2.3.2.    De rechtbank heeft terecht overwogen dat appellante niet aannemelijk heeft gemaakt dat het bestuur niet op het advies van de medisch adviseur mocht afgaan. Met de door appellante overgelegde gegevens, waaronder afspraakbevestigingen, informatie van haar huisarts en Mediant en gegevens van het Uitvoeringsinstituut Werknemersverzekeringen te Hengelo terzake haar arbeidsongeschiktheid, is niet aannemelijk gemaakt dat dit advies onzorgvuldig tot stand is gekomen of dat daaraan anderszins ernstige gebreken kleven. In deze stukken wordt weliswaar ingegaan op de medische klachten van appellante, maar niet of de klachten een direct gevolg zijn van de vuurwerkramp. De enkele mededeling in de brief van Mediant van 25 juni 2002 dat appellante een posttraumatische stressstoornis heeft als gevolg van de vuurwerkramp, maakt, wegens het ontbreken van een onderbouwing, evenmin aannemelijk dat het bestuur niet op het advies mocht afgaan.

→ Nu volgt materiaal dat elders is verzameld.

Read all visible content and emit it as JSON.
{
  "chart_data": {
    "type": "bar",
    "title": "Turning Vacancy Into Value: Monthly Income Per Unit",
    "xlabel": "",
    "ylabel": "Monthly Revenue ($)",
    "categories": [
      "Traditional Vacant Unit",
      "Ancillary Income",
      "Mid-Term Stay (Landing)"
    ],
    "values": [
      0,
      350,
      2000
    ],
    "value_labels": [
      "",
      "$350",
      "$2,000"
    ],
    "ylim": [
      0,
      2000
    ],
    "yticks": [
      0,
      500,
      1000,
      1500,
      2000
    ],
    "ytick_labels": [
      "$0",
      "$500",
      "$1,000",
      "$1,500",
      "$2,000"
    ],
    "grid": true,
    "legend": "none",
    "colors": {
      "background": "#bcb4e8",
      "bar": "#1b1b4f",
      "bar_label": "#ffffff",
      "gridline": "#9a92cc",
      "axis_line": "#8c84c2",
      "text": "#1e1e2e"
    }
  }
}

Ten aanzien van de lichamelijke klachten van appellante heeft zij in de brief van 20 oktober 2004 aangegeven dat volgens haar arts de lichamelijke klachten het gevolg zijn van haar psychische klachten. De rechtbank heeft met juistheid overwogen dat het bestuur zich terecht op het standpunt heeft gesteld dat, aangezien volgens het advies van de medisch adviseur geen sprake is van blijvend psychisch letsel als direct gevolg van de vuurwerkramp, evenmin sprake is van blijvend lichamelijk letsel als direct gevolg van die ramp.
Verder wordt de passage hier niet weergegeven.